Payments, Transformed.
Samer Soliman, CEO of Arab Financial Services, is focusing on a digital-first strategy, with the MSME community at its core.
As CEO of Arab Financial Services (AFS), what strategies have you adopted in driving the company’s digital payments across the Middle East and Africa markets?
In a digital-first landscape, AFS supports all players in the payments ecosystem to match customer needs. Our business spans traditional card processing to merchant acquiring to Fintech products and solutions. Our digital payments strategy centers upon meaningful innovation that drives payments transformation, efficiency, transparency, economic participation, financial inclusion, and sustained growth.

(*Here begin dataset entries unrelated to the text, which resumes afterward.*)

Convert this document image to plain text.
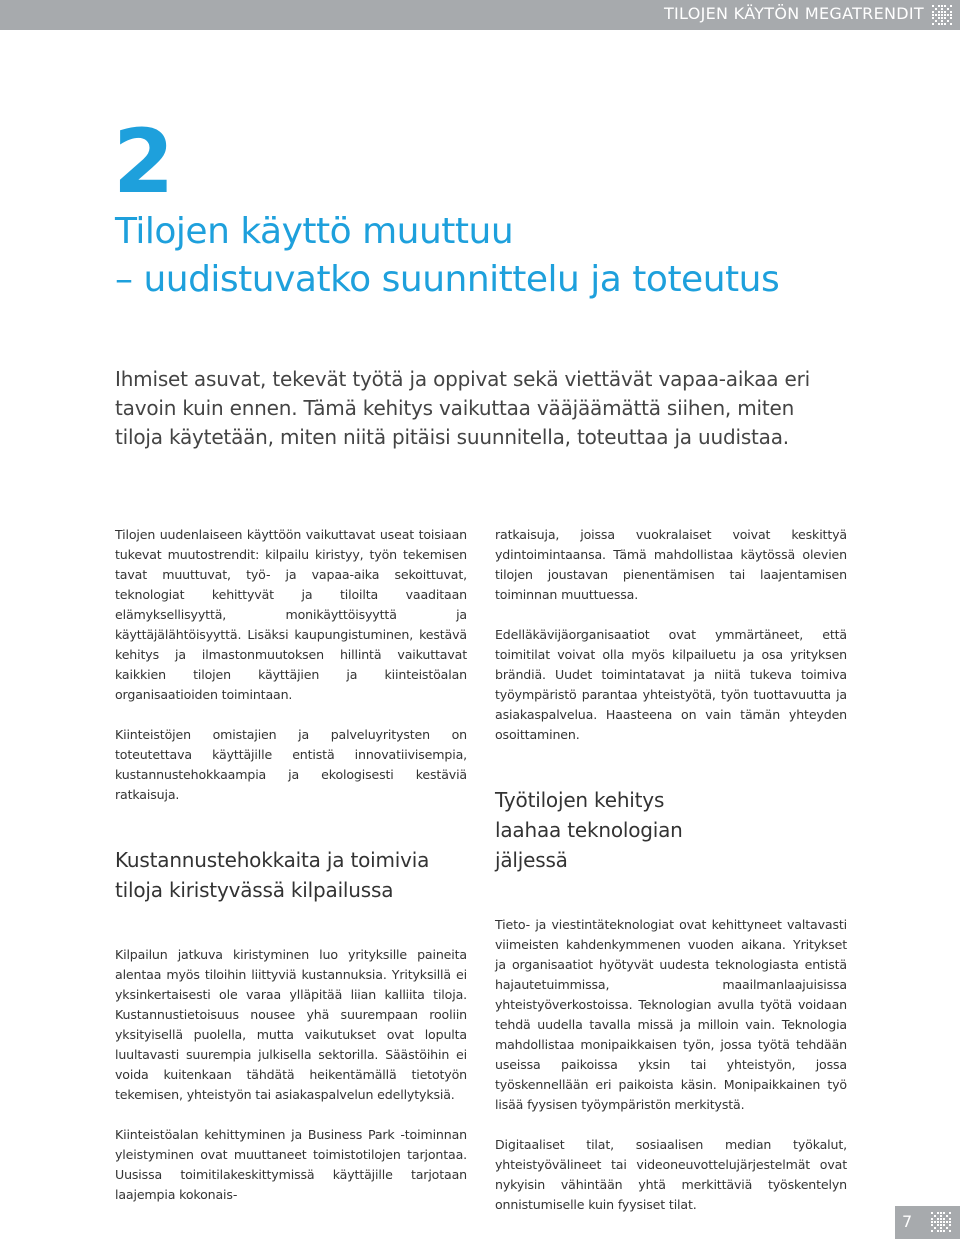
TILOJEN KÄYTÖN MEGATRENDIT
2
Tilojen käyttö muuttuu
– uudistuvatko suunnittelu ja toteutus

Ihmiset asuvat, tekevät työtä ja oppivat sekä viettävät vapaa-aikaa eri tavoin kuin ennen. Tämä kehitys vaikuttaa vääjäämättä siihen, miten tiloja käytetään, miten niitä pitäisi suunnitella, toteuttaa ja uudistaa.

Tilojen uudenlaiseen käyttöön vaikuttavat useat toisiaan tukevat muutostrendit: kilpailu kiristyy, työn tekemisen tavat muuttuvat, työ- ja vapaa-aika sekoittuvat, teknologiat kehittyvät ja tiloilta vaaditaan elämyksellisyyttä, monikäyttöisyyttä ja käyttäjälähtöisyyttä. Lisäksi kaupungistuminen, kestävä kehitys ja ilmastonmuutoksen hillintä vaikuttavat kaikkien tilojen käyttäjien ja kiinteistöalan organisaatioiden toimintaan.

Kiinteistöjen omistajien ja palveluyritysten on toteutettava käyttäjille entistä innovatiivisempia, kustannustehokkaampia ja ekologisesti kestäviä ratkaisuja.

Kustannustehokkaita ja toimivia tiloja kiristyvässä kilpailussa

Kilpailun jatkuva kiristyminen luo yrityksille paineita alentaa myös tiloihin liittyviä kustannuksia. Yrityksillä ei yksinkertaisesti ole varaa ylläpitää liian kalliita tiloja. Kustannustietoisuus nousee yhä suurempaan rooliin yksityisellä puolella, mutta vaikutukset ovat lopulta luultavasti suurempia julkisella sektorilla. Säästöihin ei voida kuitenkaan tähdätä heikentämällä tietotyön tekemisen, yhteistyön tai asiakaspalvelun edellytyksiä.

Kiinteistöalan kehittyminen ja Business Park -toiminnan yleistyminen ovat muuttaneet toimistotilojen tarjontaa. Uusissa toimitilakeskittymissä käyttäjille tarjotaan laajempia kokonais-

ratkaisuja, joissa vuokralaiset voivat keskittyä ydintoimintaansa. Tämä mahdollistaa käytössä olevien tilojen joustavan pienentämisen tai laajentamisen toiminnan muuttuessa.

Edelläkävijäorganisaatiot ovat ymmärtäneet, että toimitilat voivat olla myös kilpailuetu ja osa yrityksen brändiä. Uudet toimintatavat ja niitä tukeva toimiva työympäristö parantaa yhteistyötä, työn tuottavuutta ja asiakaspalvelua. Haasteena on vain tämän yhteyden osoittaminen.

Työtilojen kehitys laahaa teknologian jäljessä

Tieto- ja viestintäteknologiat ovat kehittyneet valtavasti viimeisten kahdenkymmenen vuoden aikana. Yritykset ja organisaatiot hyötyvät uudesta teknologiasta entistä hajautetuimmissa, maailmanlaajuisissa yhteistyöverkostoissa. Teknologian avulla työtä voidaan tehdä uudella tavalla missä ja milloin vain. Teknologia mahdollistaa monipaikkaisen työn, jossa työtä tehdään useissa paikoissa yksin tai yhteistyön, jossa työskennellään eri paikoista käsin. Monipaikkainen työ lisää fyysisen työympäristön merkitystä.

Digitaaliset tilat, sosiaalisen median työkalut, yhteistyövälineet tai videoneuvottelujärjestelmät ovat nykyisin vähintään yhtä merkittäviä työskentelyn onnistumiselle kuin fyysiset tilat.

7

Bahrain’s well-structured regulatory framework and open and competitive environment push us to think outside the box, and invest in and test platforms before expanding to regional markets where we are powering digital transaction transformation. Ultimately, we are delivering success that will extend across the GCC, Middle East, and Africa.
What is AFS Go! and how does it support Bahrain’s micro, small, and medium enterprises (MSMEs)?
When I joined AFS in early 2021, there was little focus on MSMEs, despite the segment’s urgent need for digital transformation. Our vision with AFS Go! is one of a digitally equipped MSME segment with dedicated financial products and services. AFS Go! is a platform we have created to address MSME needs across digital payroll and payments acceptance for online ‘card present’ (CP) and ‘card not present’ (CNP) environments. It is a bundle of tailored payments solutions that in its initial phase gives businesses access to their online customer base, supports acceptance of mobile money and digital payments, and banks unbanked employees.
Our end-to-end solution costeffectively digitizes payments and supports every aspect of the MSME value chain, including last mile logistics fulfillment.
Beyond AFS Go!, what services do you offer to the MSME community and the underbanked segment?
One convenient and crucial solution is Al Rateb, which banks unbanked workers, giving employers the tools to pay salaries digitally and offer an efficient, digital remittance capability. In addition, we partnered with stc Bahrain to roll out the fully integrated stc Tajer POS solution. The solution gives retail businesses and MSMEs the flexibility to process payments, print receipts, accept online orders, and manage point of sale application and e-wallets – all while lowering infrastructure investments and minimizing human error. More recently we also launched AFS Pay, an app that allows Android phones to act as smart POS terminals, specifically for the micro-SME segment.
What challenges does Fintech face in offering such new services?
The challenges for Fintechs include critical access to resources, investment, and operational and technical capability. This is where AFS comes in. AFS acts as a platform for Fintechs who can utilize our operational and payment capabilities to enable their success. AFS has historically pioneered payments evolution, pivoting from travelers checks to card processing, and now merchant acquiring and Fintech. We are always challenging traditional forms of payment and investing to deliver value to the Bahraini market, the community, and the region as a whole.